Setelah itu kami akan mengambil langkah hukum terhadap pihak-pihak yang diduga melanggar aturan,” tegas Fendy Hilman.
Tim hukum menilai perlu adanya evaluasi terhadap peran Kadis Koperasi NTT dalam polemik tersebut, termasuk dugaan keterlibatan dalam proses pelantikan pengurus baru koperasi.
Bahkan, Linus Lusi disebut ikut berangkat ke Jakarta bersama pengurus yang baru dilantik untuk bertemu Kementerian Koperasi tanpa sepengetahuan Pemerintah Provinsi NTT.
“Kadispun terlihat lebih sibuk dibanding pengurus KSP Swasti Sari sendiri yang baru dilantik olehnya. Dugaan kami semakin jelas bahwa Kadis Koperasi Linus Lusi harus dimintai pertanggungjawaban,” tegas Bildad Thonak, SH didampingi Fendy Hilman, SH dan Leo Lata Open, SH.
Mereka juga meminta aparat penegak hukum segera turun tangan menyelidiki polemik tersebut agar tidak menimbulkan dampak buruk terhadap tata kelola koperasi di NTT.
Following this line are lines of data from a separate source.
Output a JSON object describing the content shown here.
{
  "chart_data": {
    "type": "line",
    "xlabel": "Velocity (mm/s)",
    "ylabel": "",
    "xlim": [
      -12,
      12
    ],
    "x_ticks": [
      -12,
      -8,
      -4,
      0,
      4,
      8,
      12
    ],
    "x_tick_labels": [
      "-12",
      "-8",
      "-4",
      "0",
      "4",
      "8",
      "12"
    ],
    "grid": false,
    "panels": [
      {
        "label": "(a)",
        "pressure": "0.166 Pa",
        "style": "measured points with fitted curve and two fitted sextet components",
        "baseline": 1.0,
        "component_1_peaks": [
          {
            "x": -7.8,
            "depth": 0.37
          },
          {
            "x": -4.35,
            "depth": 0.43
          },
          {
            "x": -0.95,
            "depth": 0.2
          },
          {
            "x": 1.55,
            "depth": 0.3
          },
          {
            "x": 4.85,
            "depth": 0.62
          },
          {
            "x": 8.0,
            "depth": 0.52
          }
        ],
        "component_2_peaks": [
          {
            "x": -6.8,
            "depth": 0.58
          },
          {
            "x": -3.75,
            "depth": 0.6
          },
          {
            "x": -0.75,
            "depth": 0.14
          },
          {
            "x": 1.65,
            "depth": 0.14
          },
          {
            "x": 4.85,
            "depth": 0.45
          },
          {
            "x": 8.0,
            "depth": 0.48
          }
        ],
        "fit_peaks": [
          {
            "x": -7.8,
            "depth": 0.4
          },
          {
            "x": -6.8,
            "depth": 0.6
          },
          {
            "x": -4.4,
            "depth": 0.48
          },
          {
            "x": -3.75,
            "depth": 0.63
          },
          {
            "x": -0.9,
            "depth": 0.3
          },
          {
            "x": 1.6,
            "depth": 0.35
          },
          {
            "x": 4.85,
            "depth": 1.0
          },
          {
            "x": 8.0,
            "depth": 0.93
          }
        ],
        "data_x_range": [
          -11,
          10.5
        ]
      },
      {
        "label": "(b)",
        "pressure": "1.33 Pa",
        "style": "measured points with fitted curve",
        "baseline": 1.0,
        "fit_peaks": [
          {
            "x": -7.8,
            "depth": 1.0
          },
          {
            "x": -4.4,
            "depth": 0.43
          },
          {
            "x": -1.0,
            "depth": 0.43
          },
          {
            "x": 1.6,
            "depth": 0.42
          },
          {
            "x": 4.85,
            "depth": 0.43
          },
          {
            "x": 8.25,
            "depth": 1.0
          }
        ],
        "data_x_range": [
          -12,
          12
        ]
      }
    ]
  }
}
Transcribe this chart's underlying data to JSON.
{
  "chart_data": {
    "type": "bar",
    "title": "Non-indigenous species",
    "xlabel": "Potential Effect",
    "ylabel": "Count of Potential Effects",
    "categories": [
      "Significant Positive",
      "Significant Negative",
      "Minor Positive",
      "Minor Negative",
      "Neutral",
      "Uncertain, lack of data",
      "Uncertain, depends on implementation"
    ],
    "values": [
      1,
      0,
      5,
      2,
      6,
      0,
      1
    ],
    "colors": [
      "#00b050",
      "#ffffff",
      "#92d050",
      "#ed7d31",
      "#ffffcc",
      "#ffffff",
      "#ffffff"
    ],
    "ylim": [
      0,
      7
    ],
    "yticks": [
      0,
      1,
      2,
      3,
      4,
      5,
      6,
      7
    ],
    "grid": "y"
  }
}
“Kalau perbuatan seperti ini dibiarkan, koperasi di NTT bisa rusak semua,” ujarnya.
Selain meminta RDP, tim hukum juga mendesak Gubernur dan Wakil Gubernur NTT untuk mengevaluasi jabatan Linus Lusi sebagai Kepala Dinas Koperasi dan UMKM Provinsi NTT.
“Kami berharap Pak Gubernur dan Wakil Gubernur segera melakukan evaluasi dan mengganti Kadis Koperasi dengan orang yang benar-benar memahami koperasi,” tutupnya.